The secretary of the Association of Serbian Banks, Vladimir Vasic, says that his interest rate on a month-old loan has also jumped EUR 25 compared to the previous period.
– In most cases, it’s those who took out a loan of EUR 50,000. It also depends on when you took out a loan and how much you’ve repaid – Vasic explains.
For example, the interest rate on a loan of EUR 50,000 taken out in January for 30 years was 2.69%, and an installment was EUR 202. In August, it was already over 3%, and the installment grew to EUR 232, and in September, it grew to EUR 246. Those who have repaid a major part of the debt will be less affected by the change of Euribor.
– Depending on whether you’ve exceeded the hundredth month of the repayment, when the interest rate is reduced, and the repayment of the principal amount is increased. Each percentage point is somewhere between 25 and 30 euros. That means that, if it is increased to 3%, a new increase in installments of 25 to 30 euros can be expected – explains Ismail Musabegovic, a professor at the Belgrade Banking Academy.

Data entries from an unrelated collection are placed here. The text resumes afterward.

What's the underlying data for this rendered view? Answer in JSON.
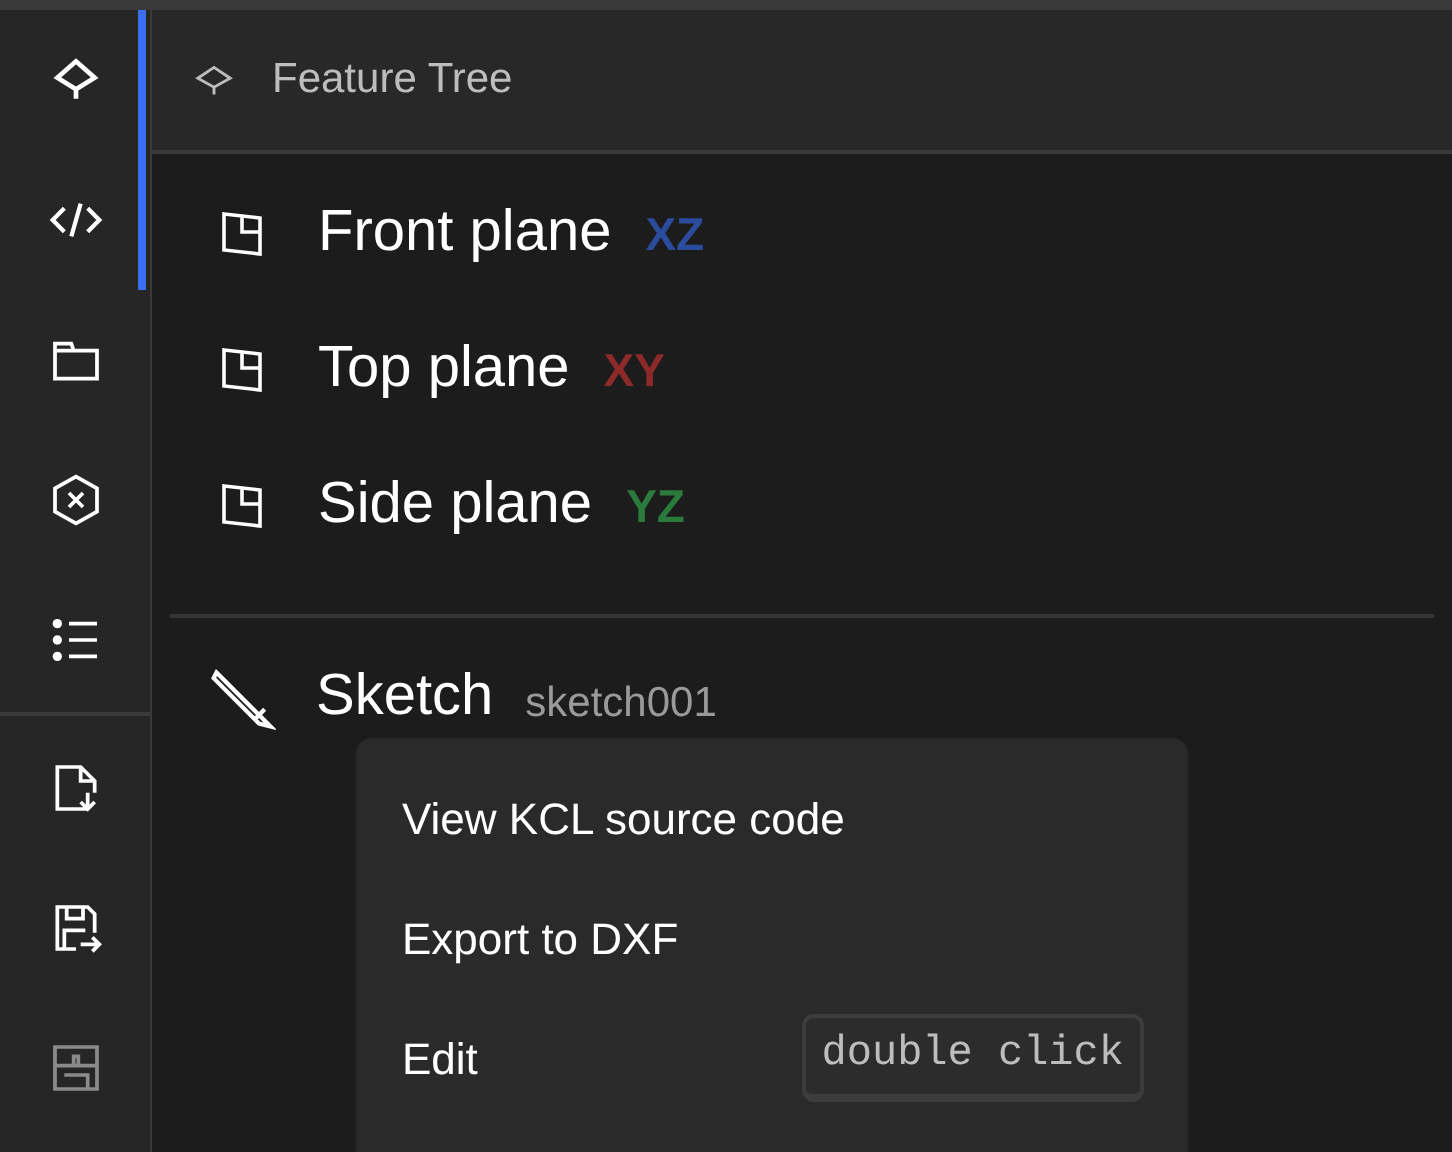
{
  "sidebar": {
    "items": [
      {
        "selected": true,
        "disabled": false
      },
      {
        "selected": true,
        "disabled": false
      },
      {
        "selected": false,
        "disabled": false
      },
      {
        "selected": false,
        "disabled": false
      },
      {
        "selected": false,
        "disabled": false
      },
      {
        "selected": false,
        "disabled": false
      },
      {
        "selected": false,
        "disabled": false
      },
      {
        "selected": false,
        "disabled": true
      }
    ]
  },
  "panel": {
    "title": "Feature Tree",
    "planes": [
      {
        "label": "Front plane",
        "tag": "XZ",
        "color": "#2b4c9c"
      },
      {
        "label": "Top plane",
        "tag": "XY",
        "color": "#8c2a2a"
      },
      {
        "label": "Side plane",
        "tag": "YZ",
        "color": "#2a7a3c"
      }
    ],
    "sketch": {
      "label": "Sketch",
      "name": "sketch001"
    }
  },
  "context_menu": {
    "items": [
      {
        "label": "View KCL source code"
      },
      {
        "label": "Export to DXF"
      },
      {
        "label": "Edit",
        "shortcut": "double click"
      }
    ]
  }
}
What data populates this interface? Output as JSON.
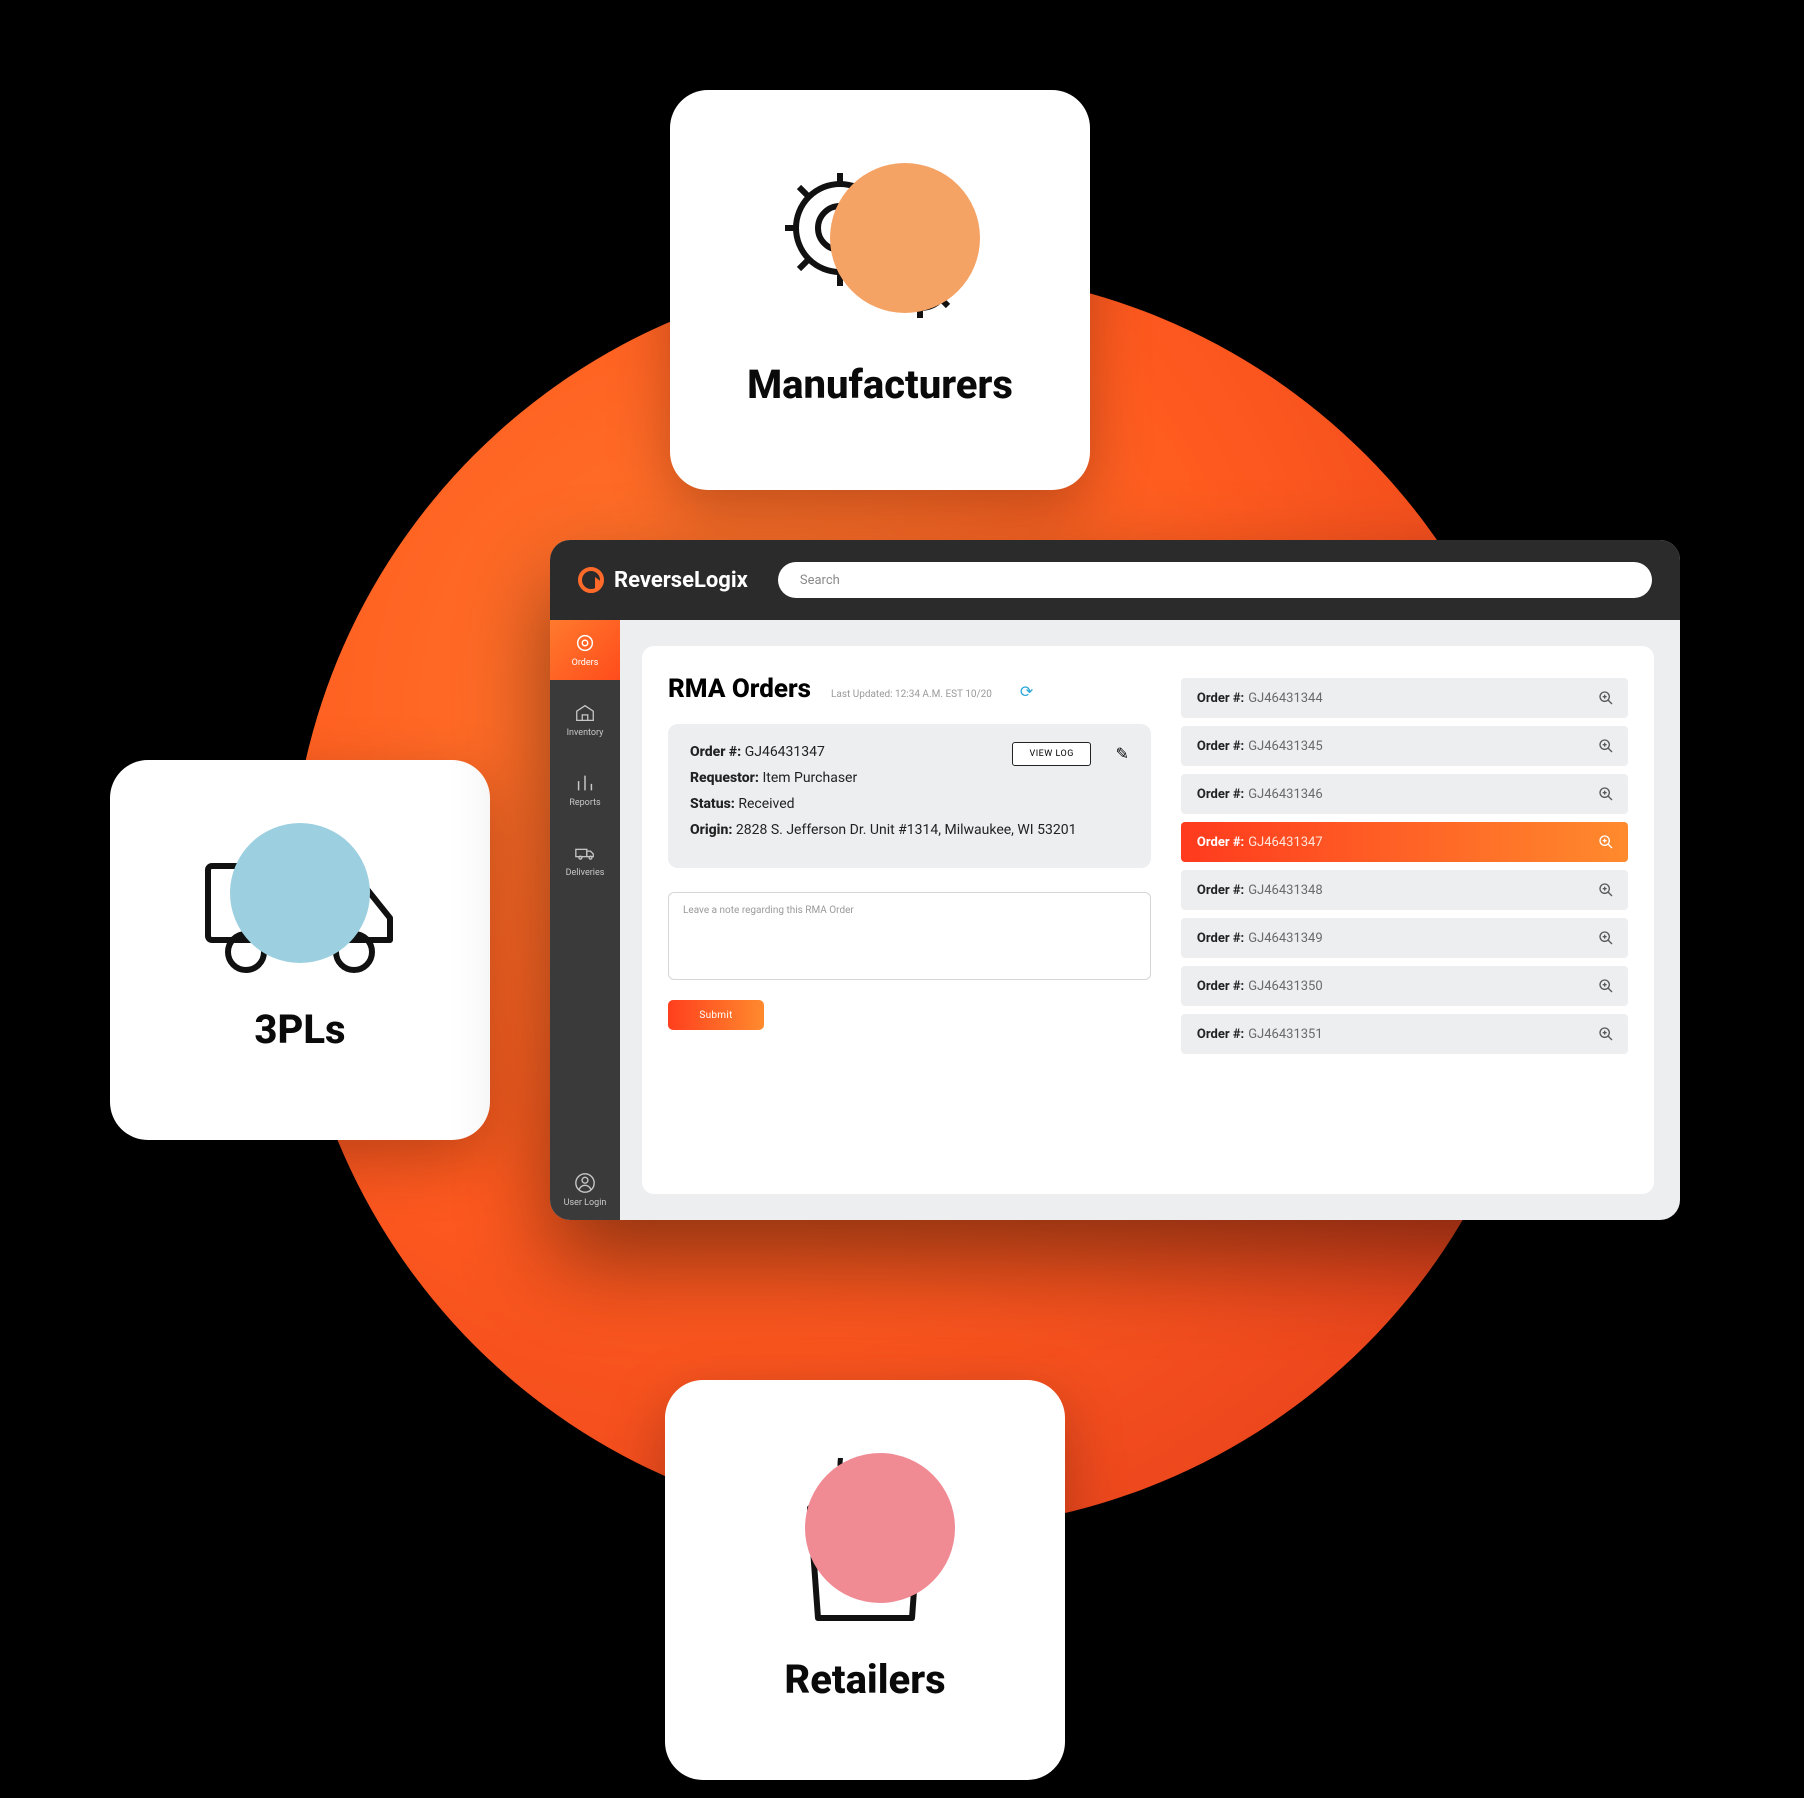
{
  "cards": {
    "top": {
      "label": "Manufacturers"
    },
    "left": {
      "label": "3PLs"
    },
    "bottom": {
      "label": "Retailers"
    }
  },
  "app": {
    "brand": "ReverseLogix",
    "search_placeholder": "Search",
    "sidebar": [
      {
        "key": "orders",
        "label": "Orders",
        "active": true
      },
      {
        "key": "inventory",
        "label": "Inventory"
      },
      {
        "key": "reports",
        "label": "Reports"
      },
      {
        "key": "deliveries",
        "label": "Deliveries"
      }
    ],
    "user_login": "User Login",
    "page": {
      "title": "RMA Orders",
      "last_updated": "Last Updated: 12:34 A.M. EST 10/20",
      "detail": {
        "order_label": "Order #:",
        "order": "GJ46431347",
        "requestor_label": "Requestor:",
        "requestor": "Item Purchaser",
        "status_label": "Status:",
        "status": "Received",
        "origin_label": "Origin:",
        "origin": "2828 S. Jefferson Dr. Unit #1314, Milwaukee, WI 53201",
        "view_log": "VIEW LOG",
        "note_placeholder": "Leave a note regarding this RMA Order",
        "submit": "Submit"
      },
      "orders": [
        {
          "label": "Order #:",
          "num": "GJ46431344"
        },
        {
          "label": "Order #:",
          "num": "GJ46431345"
        },
        {
          "label": "Order #:",
          "num": "GJ46431346"
        },
        {
          "label": "Order #:",
          "num": "GJ46431347",
          "selected": true
        },
        {
          "label": "Order #:",
          "num": "GJ46431348"
        },
        {
          "label": "Order #:",
          "num": "GJ46431349"
        },
        {
          "label": "Order #:",
          "num": "GJ46431350"
        },
        {
          "label": "Order #:",
          "num": "GJ46431351"
        }
      ]
    }
  }
}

“March will be the turning point”
The National Bank of Serbia is also increasing the dinar interest rate in response to the inflation. However, as the loans in local currency are, as a rule, smaller and have a shorter repayment period, the increase of Belibor does not affect those who have dinar-denominated loans as much for the time being.
Unfortunately, experts estimate that this is not the end when it comes to the increase of Euribor.
– It will certainly continue until the end of the year, most probably by 0.50%, which means that the key interest rate of the European Bank will be at least 2.5%, maybe even 3%. March will be the turning point, when the results of the increase of the interest rates can be expected to be seen – Musabegovic says.
He believes that the situation from October 2008, when Euribor reached 5.4%, and the annual interest rate on housing loans in Serbia was 8%, will not repeat.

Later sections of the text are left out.